Dire que l’on a été submergé par les événements, c’est un euphémisme. On a vraiment réalisé ce que l’on venait de faire quand on a terminé en fait. L’équipe a adoré le Brésil. Le public s’était pris d’affection pour nous, c’était fou. Il devait y avoir une poignée de Fidjiens dans les tribunes, pourtant, on était encouragés par des « Fidji, Fidji, Fidji » , j’en ai encore la chair de poule. L’organisation était super, toujours là pour nous qui étions un peu dépassés par les événements. On s’est sentis chez nous au Brésil.
Quelles ont été vos sensations en rentrant sur le terrain pour le premier match ?Que c’était grand. (Rires) Il y avait surtout de l’excitation et de la fierté de représenter un petit pays que personne n’a jamais associé au football. Être dans le top 16 des équipes aux Jeux était déjà le meilleur moment de nos carrières.
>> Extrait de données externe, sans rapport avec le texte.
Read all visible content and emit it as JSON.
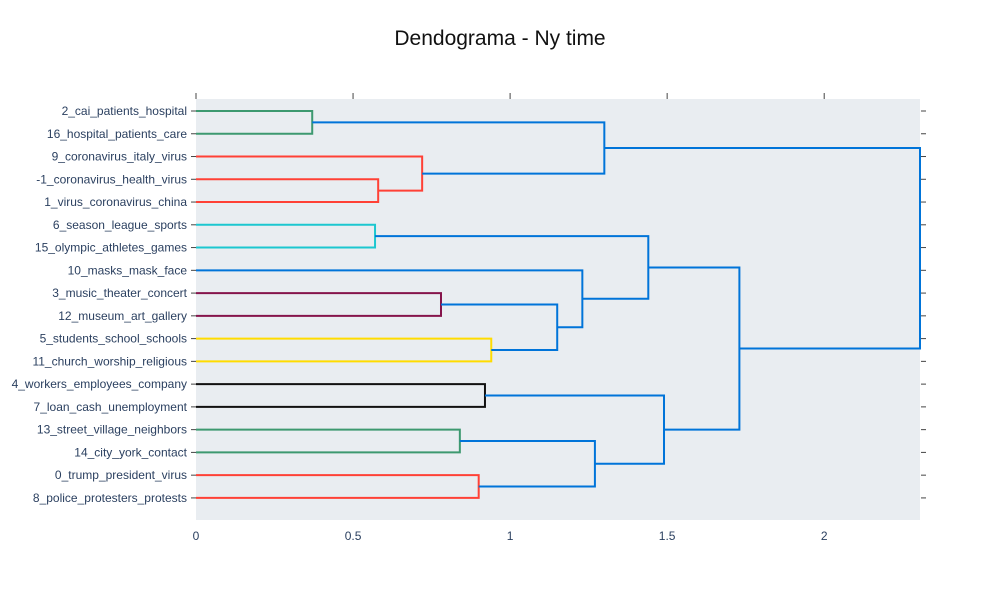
{
  "chart_data": {
    "type": "dendrogram",
    "title": "Dendograma - Ny time",
    "orientation": "horizontal",
    "xlim": [
      0,
      2.305
    ],
    "xticks": [
      "0",
      "0.5",
      "1",
      "1.5",
      "2"
    ],
    "xtick_values": [
      0,
      0.5,
      1,
      1.5,
      2
    ],
    "leaves": [
      "2_cai_patients_hospital",
      "16_hospital_patients_care",
      "9_coronavirus_italy_virus",
      "-1_coronavirus_health_virus",
      "1_virus_coronavirus_china",
      "6_season_league_sports",
      "15_olympic_athletes_games",
      "10_masks_mask_face",
      "3_music_theater_concert",
      "12_museum_art_gallery",
      "5_students_school_schools",
      "11_church_worship_religious",
      "4_workers_employees_company",
      "7_loan_cash_unemployment",
      "13_street_village_neighbors",
      "14_city_york_contact",
      "0_trump_president_virus",
      "8_police_protesters_protests"
    ],
    "merges": [
      {
        "id": "A",
        "children": [
          0,
          1
        ],
        "height": 0.37,
        "color": "#3d9970"
      },
      {
        "id": "B",
        "children": [
          3,
          4
        ],
        "height": 0.58,
        "color": "#ff4136"
      },
      {
        "id": "C",
        "children": [
          2,
          "B"
        ],
        "height": 0.72,
        "color": "#ff4136"
      },
      {
        "id": "D",
        "children": [
          5,
          6
        ],
        "height": 0.57,
        "color": "#1cc7d0"
      },
      {
        "id": "E",
        "children": [
          8,
          9
        ],
        "height": 0.78,
        "color": "#85144b"
      },
      {
        "id": "F",
        "children": [
          10,
          11
        ],
        "height": 0.94,
        "color": "#ffdc00"
      },
      {
        "id": "G",
        "children": [
          12,
          13
        ],
        "height": 0.92,
        "color": "#111111"
      },
      {
        "id": "H",
        "children": [
          14,
          15
        ],
        "height": 0.84,
        "color": "#3d9970"
      },
      {
        "id": "I",
        "children": [
          16,
          17
        ],
        "height": 0.9,
        "color": "#ff4136"
      },
      {
        "id": "J",
        "children": [
          "A",
          "C"
        ],
        "height": 1.3,
        "color": "#0074d9"
      },
      {
        "id": "K",
        "children": [
          "E",
          "F"
        ],
        "height": 1.15,
        "color": "#0074d9"
      },
      {
        "id": "L",
        "children": [
          7,
          "K"
        ],
        "height": 1.23,
        "color": "#0074d9"
      },
      {
        "id": "M",
        "children": [
          "D",
          "L"
        ],
        "height": 1.44,
        "color": "#0074d9"
      },
      {
        "id": "N",
        "children": [
          "H",
          "I"
        ],
        "height": 1.27,
        "color": "#0074d9"
      },
      {
        "id": "O",
        "children": [
          "G",
          "N"
        ],
        "height": 1.49,
        "color": "#0074d9"
      },
      {
        "id": "P",
        "children": [
          "M",
          "O"
        ],
        "height": 1.73,
        "color": "#0074d9"
      },
      {
        "id": "Q",
        "children": [
          "J",
          "P"
        ],
        "height": 2.305,
        "color": "#0074d9"
      }
    ],
    "colors": {
      "plot_background": "#e9edf1",
      "link_default": "#0074d9",
      "tick_text": "#2a3f5f"
    },
    "grid": false
  }
}
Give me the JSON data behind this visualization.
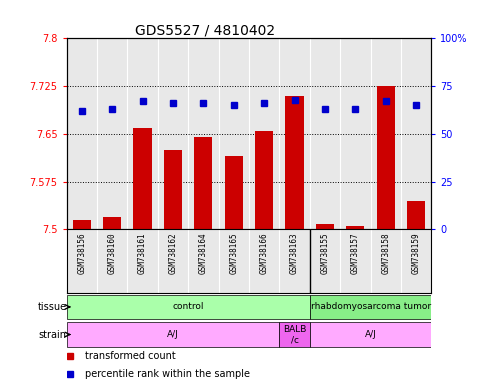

En tant que capitaine, tu ressentais un surplus de pression ?
Bien sûr. Mais plus que le capitanat, c’est le fait d’être le seul joueur professionnel de l’équipe qui a multiplié les attentes. Tout le monde espérait que je fasse des miracles. On était trois joueurs de plus de vingt-trois ans. On devait tenir la baraque, et on le faisait en se soutenant. Je m’assurais que le groupe ait toujours le moral au beau fixe. Même après une défaite, on devait garder la tête haute et profiter.
Qu’est-ce que tu as ressenti personnellement en participant à un tel événement ?C’est un privilège et un honneur que de représenter mon pays à ce niveau-là. C’est un moment unique dans la carrière d’un footballeur, surtout quand tu viens des Fidji. Ça m’a mis dans la lumière comme je ne pensais pas y être. Je donne même des interviews à un site français. (Rires) Être au pays du football a également renforcé ma passion pour le football.
Quel a été le meilleur moment dans ce tournoi ?Entré sur le terrain, le maillot de mon pays sur les épaules, en bombant le torse de fierté. Et mon but aussi.
Comment était l’ambiance au pays ?
Les gens se sont rendu compte que l’équipe avait réalisé une de ses plus belles performances en se qualifiant pour ce tournoi. Ils avaient l’impression de vivre un moment qui restera dans l’histoire. Ça nous a un peu mis la pression, on ne voulait pas être ridicule. Mais ils comprenaient la situation. La médaille aurait été un exploit. On est 187e au classement mondial, deux de nos adversaires étaient dans le top 15, l’autre 48e. Ils ne boxaient pas dans la même catégorie que nous.
Quelle est la place du football aux Fidji ? Dans certaines régions du pays, le football est assez populaire. Ce n’est pas comparable au rugby, mais ça se développe. Que ce soit les Fidji, ou l’ensemble de l’Océanie, on a le potentiel pour progresser si les choses sont bien faites, mais ça sera long.
Pas de vacances pour toi, tu as déjà retrouvé le chemin de l’entraînement…Oui, on est en pleine pré-saison avec mon club. Je suis arrivé pile au moment du gros travail physique pour être prêt à la reprise en octobre. Ça fait plaisir de retrouver mes coéquipiers des Wellington Phoenix. Je me suis tout de suite retrouvé, même si j’étais parti quatre mois.